Der Rat für Technik, Energie und nachhaltige Entwicklung Vorpommerns tagte im Heringsdorfer Travel Charme Hotel. Auch Bürgermeisterin Laura Isabelle Marisken war dabei. Quelle: Cornelia Meerkatz

Sobolew jedenfalls will bei dem Thema am sprichwörtlichen Ball bleiben und hat aus diesem Grund für den 29. August zu einer weiteren Beratung nach Berlin eingeladen. Außerdem soll das Thema „Fachkräftegewinnung“ auch auf der 2020 stattfindenden internationalen Wirtschaftsmesse INNOPROM behandelt werden.

Umfangreiche Diskussionen gab es während der Beratung zu innovativen Ansätzen beim Einsatz moderner Anlagen zur Müllaufbereitung und der thermischen Verwertung von Restmüll. Sobolew berichtete über die derzeitige Situation in Moskau und machte deutlich, dass dringend Handlungsbedarf besteht. Es wurde die Besichtigung einer hochmodernen Anlage in Deutschland vereinbart. Außerdem will der Rat für Technik, Energie und nachhaltige Entwicklung auf den in Vorpommern agierenden Müllentsorger Remondis zugehen. Am Ende soll ein gemeinsames deutsch-russisches Unternehmen entstehen. „Ziel ist es, dass die russische Firma Elektrostal zusammen mit dem Konsortium eine für Russland neuartige Pilotanlage bei der Müllaufbereitung errichtet und ein Betreiberkonzept erarbeitet“, so Rudolph.

Elektrostal etabliert sich auch im Bereich innovativer Wälzlager. Um auf dem hiesigen Markt Fuß zu fassen, sollen die dort gefertigten Halbzeuge im Rostocker Großwälzlager veredelt werden und dann sowohl an deutsche als auch russische Kunden geliefert werden. Dazu wurde das mit dem Fraunhofer Institut erarbeitete Projekt zur Entwicklung dieser Spezial-Wälzlager vorgestellt. Vereinbart wurde, dass Konstruktionsunterlagen und technologische Arbeitsabläufe umfassend beschrieben und zusätzlich zur deutschen auch in russischer Sprache abgefasst werden. Anfang Oktober soll sich dann eine Arbeitsgruppe in MV zur Betriebsbesichtigung treffen.
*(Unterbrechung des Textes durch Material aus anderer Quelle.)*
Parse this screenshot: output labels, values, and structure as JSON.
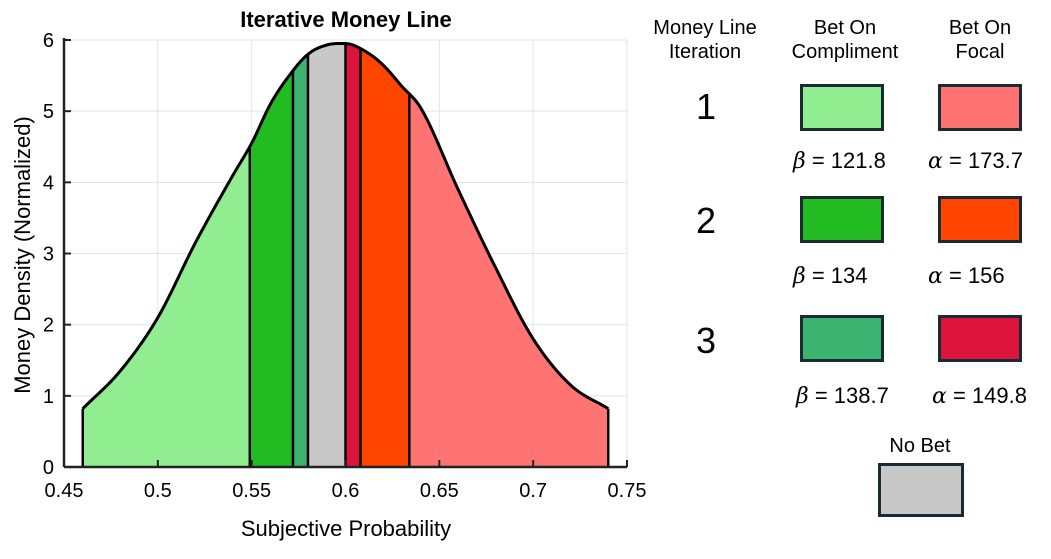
{
  "chart_data": {
    "type": "area",
    "title": "Iterative Money Line",
    "xlabel": "Subjective Probability",
    "ylabel": "Money Density (Normalized)",
    "xlim": [
      0.45,
      0.75
    ],
    "ylim": [
      0,
      6
    ],
    "x_ticks": [
      "0.45",
      "0.5",
      "0.55",
      "0.6",
      "0.65",
      "0.7",
      "0.75"
    ],
    "y_ticks": [
      "0",
      "1",
      "2",
      "3",
      "4",
      "5",
      "6"
    ],
    "grid": true,
    "curve": {
      "x": [
        0.46,
        0.48,
        0.5,
        0.52,
        0.54,
        0.55,
        0.56,
        0.57,
        0.58,
        0.59,
        0.6,
        0.61,
        0.62,
        0.63,
        0.64,
        0.66,
        0.68,
        0.7,
        0.72,
        0.74
      ],
      "y": [
        0.82,
        1.35,
        2.1,
        3.15,
        4.1,
        4.55,
        5.1,
        5.5,
        5.8,
        5.93,
        5.95,
        5.85,
        5.65,
        5.35,
        5.05,
        3.9,
        2.8,
        1.8,
        1.15,
        0.82
      ]
    },
    "regions": [
      {
        "name": "Bet On Compliment 1",
        "from": 0.46,
        "to": 0.549,
        "color": "#90ee90"
      },
      {
        "name": "Bet On Compliment 2",
        "from": 0.549,
        "to": 0.572,
        "color": "#22bb22"
      },
      {
        "name": "Bet On Compliment 3",
        "from": 0.572,
        "to": 0.58,
        "color": "#3cb371"
      },
      {
        "name": "No Bet",
        "from": 0.58,
        "to": 0.6,
        "color": "#c8c8c8"
      },
      {
        "name": "Bet On Focal 3",
        "from": 0.6,
        "to": 0.608,
        "color": "#dc143c"
      },
      {
        "name": "Bet On Focal 2",
        "from": 0.608,
        "to": 0.634,
        "color": "#ff4500"
      },
      {
        "name": "Bet On Focal 1",
        "from": 0.634,
        "to": 0.74,
        "color": "#ff7373"
      }
    ]
  },
  "legend": {
    "col_iteration": "Money Line Iteration",
    "col_compliment": "Bet On Compliment",
    "col_focal": "Bet On Focal",
    "rows": [
      {
        "iteration": "1",
        "compliment_color": "#90ee90",
        "focal_color": "#ff7373",
        "beta_symbol": "β",
        "beta_value": "= 121.8",
        "alpha_symbol": "α",
        "alpha_value": "= 173.7"
      },
      {
        "iteration": "2",
        "compliment_color": "#22bb22",
        "focal_color": "#ff4500",
        "beta_symbol": "β",
        "beta_value": "= 134",
        "alpha_symbol": "α",
        "alpha_value": "= 156"
      },
      {
        "iteration": "3",
        "compliment_color": "#3cb371",
        "focal_color": "#dc143c",
        "beta_symbol": "β",
        "beta_value": "= 138.7",
        "alpha_symbol": "α",
        "alpha_value": "= 149.8"
      }
    ],
    "no_bet_label": "No Bet",
    "no_bet_color": "#c8c8c8"
  }
}
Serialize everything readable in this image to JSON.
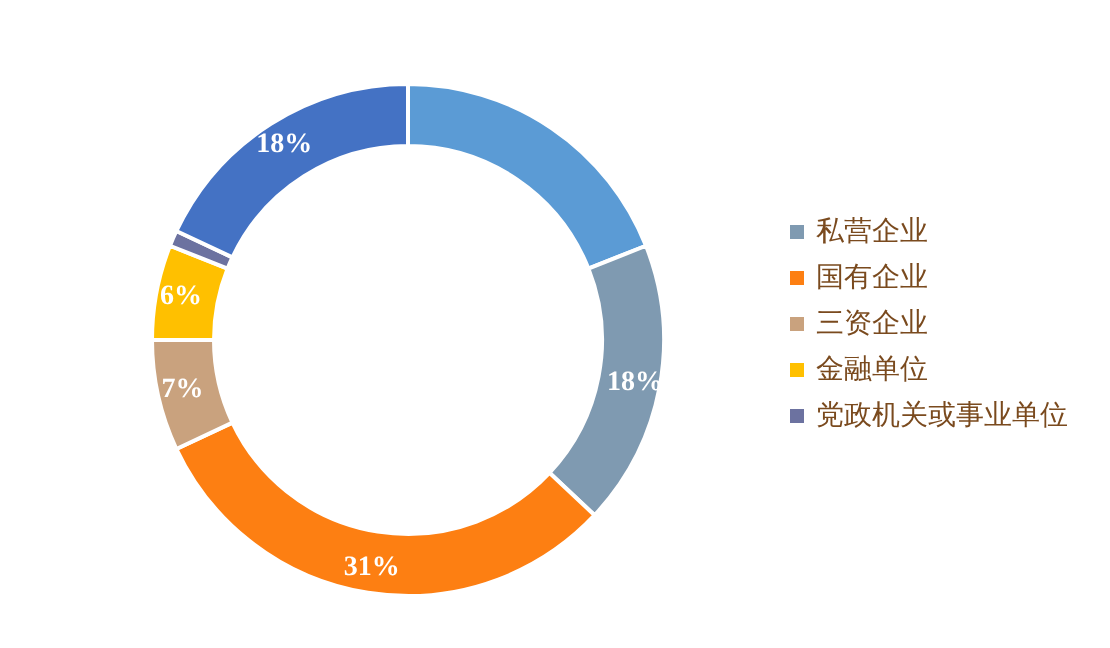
{
  "chart_data": {
    "type": "donut",
    "categories": [
      null,
      "私营企业",
      "国有企业",
      "三资企业",
      "金融单位",
      "党政机关或事业单位",
      null
    ],
    "values": [
      19,
      18,
      31,
      7,
      6,
      1,
      18
    ],
    "colors": [
      "#5b9bd5",
      "#7f9ab1",
      "#fd7f12",
      "#c9a27e",
      "#ffc000",
      "#6c72a0",
      "#4472c4"
    ],
    "value_labels": [
      null,
      "18%",
      "31%",
      "7%",
      "6%",
      null,
      "18%"
    ],
    "legend": "right"
  }
}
Der Gesandte der Russischen Förderation brachte ein Loblied auf Vorpommern aus: Er sei gerne in Vorpommern, weil die Menschen hier nicht lange von der Zusammenarbeit mit Russland reden, sondern mit konkreten Vorschlägen aufwarten. „Wir haben seit einem halben Jahr intensive Kontakte und jetzt reden wir schon über gemeinsame Firmen. Das ist ein gegenseitiges Geben und Nehmen, deshalb werde ich schon bald wieder in der Region hier weilen“, versicherte Andrej Sobolew.